Dooega drama group return with a powerful version of Friel play

Dooega drama group staged their production of Translations in Colaiste Acla on Saturday and Sunday December 29 and 30 and will perform in other venues in coming months.

Translations is a three-act play by Irish playwright Brian Friel, written in 1980. It is set in Baile Beag (Ballybeg ), a small village at the heart of 19th century agricultural Ireland. Friel has said that Translations is “a play about language and only about language”, but it deals with a wide range of issues, stretching from language and communication to Irish history and cultural imperialism.

The play is set in the quiet community of Baile Beag (later anglicised to Ballybeg ), in County Donegal in 1833. Many of the inhabitants have little experience of the world outside the village. Irish, Latin and Greek are spoken in the local hedge school. Friel uses language as a tool to highlight the problems of communication — lingual, cultural, and generational.

Both Irish and English characters in the play speak their respective languages, but it is English that is spoken by the actors. This allows the audience to understand all the languages, as if a translator were provided. However, onstage, the characters cannot comprehend each other. This is due to lack of compromise from both parties, the English and Irish, to learn the others' language, a metaphor for the wider barrier that is between the two parties.

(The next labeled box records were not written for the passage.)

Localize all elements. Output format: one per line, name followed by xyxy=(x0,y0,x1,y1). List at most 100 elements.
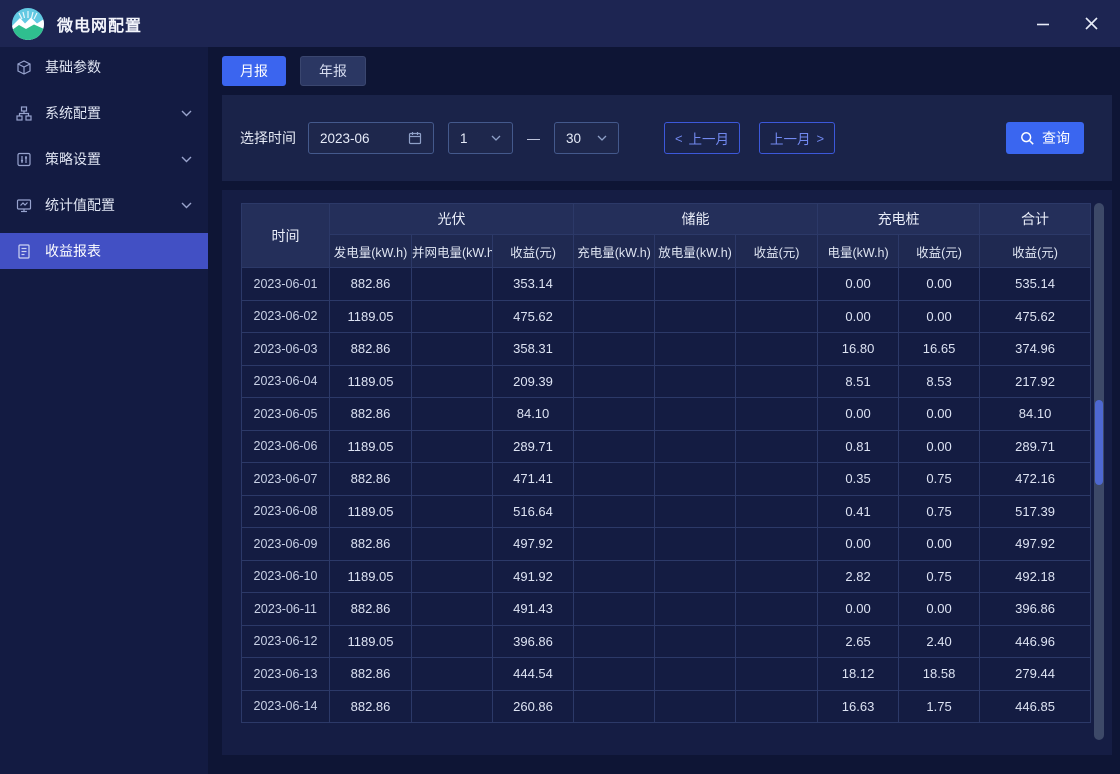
table-cell xyxy=(574,333,655,366)
table-cell: 2023-06-04 xyxy=(242,365,330,398)
table-cell xyxy=(574,463,655,496)
table-cell xyxy=(412,625,493,658)
table-cell: 446.96 xyxy=(980,625,1091,658)
table-cell xyxy=(412,430,493,463)
app-logo-icon xyxy=(12,8,44,40)
table-cell: 289.71 xyxy=(980,430,1091,463)
main-content: 月报年报 选择时间 2023-06 1 — xyxy=(208,47,1120,774)
table-cell xyxy=(736,398,818,431)
table-cell: 279.44 xyxy=(980,658,1091,691)
column-header: 收益(元) xyxy=(736,235,818,268)
table-cell xyxy=(412,560,493,593)
table-cell xyxy=(736,528,818,561)
month-picker[interactable]: 2023-06 xyxy=(308,122,434,154)
sliders-icon xyxy=(16,151,33,168)
table-cell: 1189.05 xyxy=(330,560,412,593)
cube-icon xyxy=(16,59,33,76)
table-cell: 353.14 xyxy=(493,268,574,301)
table-cell: 471.41 xyxy=(493,463,574,496)
app-title: 微电网配置 xyxy=(57,12,142,36)
table-cell: 396.86 xyxy=(980,593,1091,626)
table-cell: 374.96 xyxy=(980,333,1091,366)
table-cell: 358.31 xyxy=(493,333,574,366)
table-cell: 2023-06-13 xyxy=(242,658,330,691)
table-row: 2023-06-14882.86260.8616.631.75446.85 xyxy=(242,690,1091,723)
table-cell: 882.86 xyxy=(330,268,412,301)
prev-month-button[interactable]: < 上一月 xyxy=(664,122,740,154)
day-start-value: 1 xyxy=(460,131,468,146)
day-end-value: 30 xyxy=(566,131,581,146)
table-cell: 0.00 xyxy=(818,268,899,301)
table-cell: 491.43 xyxy=(493,593,574,626)
calendar-icon xyxy=(408,131,422,145)
column-header: 发电量(kW.h) xyxy=(330,235,412,268)
table-cell xyxy=(574,495,655,528)
table-cell xyxy=(412,593,493,626)
table-cell xyxy=(412,300,493,333)
day-end-select[interactable]: 30 xyxy=(554,122,619,154)
chevron-down-icon xyxy=(491,135,501,141)
close-button[interactable] xyxy=(1076,9,1106,39)
next-month-button[interactable]: 上一月 > xyxy=(759,122,835,154)
table-cell xyxy=(736,365,818,398)
table-row: 2023-06-101189.05491.922.820.75492.18 xyxy=(242,560,1091,593)
table-cell: 882.86 xyxy=(330,398,412,431)
day-start-select[interactable]: 1 xyxy=(448,122,513,154)
table-cell: 475.62 xyxy=(493,300,574,333)
month-picker-value: 2023-06 xyxy=(320,131,370,146)
table-cell xyxy=(655,430,736,463)
table-cell: 2.40 xyxy=(899,625,980,658)
table-cell xyxy=(655,625,736,658)
tab-yearly[interactable]: 年报 xyxy=(300,56,366,86)
table-cell: 217.92 xyxy=(980,365,1091,398)
tab-monthly[interactable]: 月报 xyxy=(222,56,286,86)
table-cell: 2.82 xyxy=(818,560,899,593)
table-cell: 0.75 xyxy=(899,495,980,528)
table-cell: 1189.05 xyxy=(330,430,412,463)
table-cell xyxy=(412,365,493,398)
table-scrollbar[interactable] xyxy=(1094,203,1104,740)
table-cell: 516.64 xyxy=(493,495,574,528)
table-row: 2023-06-041189.05209.398.518.53217.92 xyxy=(242,365,1091,398)
table-cell xyxy=(736,625,818,658)
chevron-down-icon xyxy=(181,156,192,163)
table-cell: 472.16 xyxy=(980,463,1091,496)
table-cell xyxy=(412,333,493,366)
table-cell: 517.39 xyxy=(980,495,1091,528)
table-cell xyxy=(655,398,736,431)
sidebar-item-revenue-report[interactable]: 收益报表 xyxy=(0,233,208,269)
scrollbar-thumb[interactable] xyxy=(1095,400,1103,485)
sidebar-item-system-config[interactable]: 系统配置 xyxy=(0,95,208,131)
table-cell: 882.86 xyxy=(330,593,412,626)
column-group-header: 合计 xyxy=(980,204,1091,235)
minimize-button[interactable] xyxy=(1028,9,1058,39)
monitor-icon xyxy=(16,197,33,214)
chevron-down-icon xyxy=(597,135,607,141)
table-cell: 2023-06-01 xyxy=(242,268,330,301)
sidebar-item-label: 策略设置 xyxy=(45,149,101,169)
table-cell xyxy=(736,463,818,496)
table-cell: 8.53 xyxy=(899,365,980,398)
table-cell: 209.39 xyxy=(493,365,574,398)
table-row: 2023-06-13882.86444.5418.1218.58279.44 xyxy=(242,658,1091,691)
table-cell xyxy=(574,593,655,626)
table-cell: 18.12 xyxy=(818,658,899,691)
query-button[interactable]: 查询 xyxy=(1006,122,1084,154)
table-cell: 1189.05 xyxy=(330,300,412,333)
sidebar-item-strategy-settings[interactable]: 策略设置 xyxy=(0,141,208,177)
table-cell: 1189.05 xyxy=(330,625,412,658)
network-icon xyxy=(16,105,33,122)
sidebar-item-label: 收益报表 xyxy=(45,241,101,261)
table-cell: 8.51 xyxy=(818,365,899,398)
table-cell: 882.86 xyxy=(330,690,412,723)
column-group-header: 充电桩 xyxy=(818,204,980,235)
sidebar-item-stats-config[interactable]: 统计值配置 xyxy=(0,187,208,223)
table-cell: 882.86 xyxy=(330,333,412,366)
sidebar-item-basic-params[interactable]: 基础参数 xyxy=(0,49,208,85)
select-time-label: 选择时间 xyxy=(240,128,296,148)
table-cell: 497.92 xyxy=(493,528,574,561)
table-cell xyxy=(574,300,655,333)
table-cell: 882.86 xyxy=(330,658,412,691)
table-cell: 492.18 xyxy=(980,560,1091,593)
table-cell: 2023-06-02 xyxy=(242,300,330,333)
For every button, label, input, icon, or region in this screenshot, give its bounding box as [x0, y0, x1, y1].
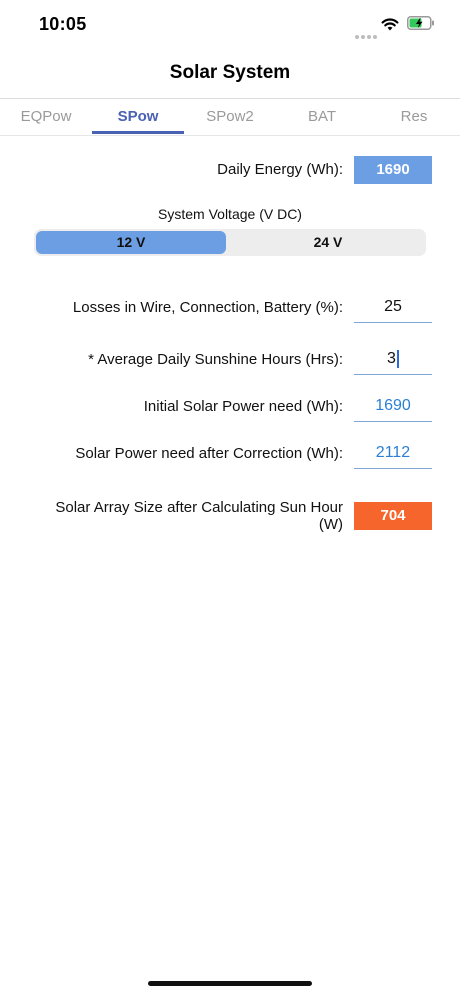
status-time: 10:05 [39, 14, 87, 34]
losses-label: Losses in Wire, Connection, Battery (%): [72, 299, 343, 316]
array-size-value: 704 [354, 502, 432, 530]
wifi-icon [381, 18, 399, 31]
losses-input[interactable]: 25 [354, 292, 432, 323]
initial-power-value: 1690 [354, 391, 432, 422]
sunshine-hours-label: * Average Daily Sunshine Hours (Hrs): [88, 351, 343, 368]
corrected-power-value: 2112 [354, 438, 432, 469]
text-cursor [396, 349, 399, 368]
tab-bat[interactable]: BAT [276, 99, 368, 135]
home-indicator [148, 981, 312, 986]
array-size-label: Solar Array Size after Calculating Sun H… [55, 499, 343, 533]
array-size-label-line2: (W) [318, 516, 343, 533]
active-tab-indicator [92, 131, 184, 134]
initial-power-label: Initial Solar Power need (Wh): [143, 398, 343, 415]
daily-energy-label: Daily Energy (Wh): [217, 161, 343, 178]
sunshine-hours-input[interactable]: 3 [354, 344, 432, 375]
voltage-segmented-control: 12 V 24 V [34, 229, 426, 256]
page-title: Solar System [169, 62, 291, 83]
cellular-signal-icon [355, 26, 379, 44]
array-size-label-line1: Solar Array Size after Calculating Sun H… [55, 499, 343, 516]
sunshine-hours-value: 3 [387, 350, 396, 367]
tab-eqpow[interactable]: EQPow [0, 99, 92, 135]
battery-charging-icon [407, 16, 434, 30]
voltage-option-24v[interactable]: 24 V [230, 229, 426, 256]
status-bar: 10:05 [0, 0, 460, 50]
tab-bar: EQPow SPow SPow2 BAT Res [0, 98, 460, 136]
tab-spow[interactable]: SPow [92, 99, 184, 135]
system-voltage-label: System Voltage (V DC) [158, 206, 302, 222]
tab-res[interactable]: Res [368, 99, 460, 135]
tab-spow2[interactable]: SPow2 [184, 99, 276, 135]
corrected-power-label: Solar Power need after Correction (Wh): [75, 445, 343, 462]
voltage-option-12v[interactable]: 12 V [36, 231, 226, 254]
daily-energy-value: 1690 [354, 156, 432, 184]
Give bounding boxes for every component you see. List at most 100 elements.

Director Martan O Mongain delivers a quality version of this powerful play. The authentic set complements the atmospheric quality of lighting, dress and sound. The whole production induces realism and truth to the confusion of languages and culture of the time.

Dooega drama group will perform Translations in Aras Inish Gluaire, Belmullet, on January 19; in the Royal Theatre, Castlebar, on January 25; the Draiocht Theatre, Blanchardstown, Dublin, and the Library Theatre, Luton, UK on March 16 and 17.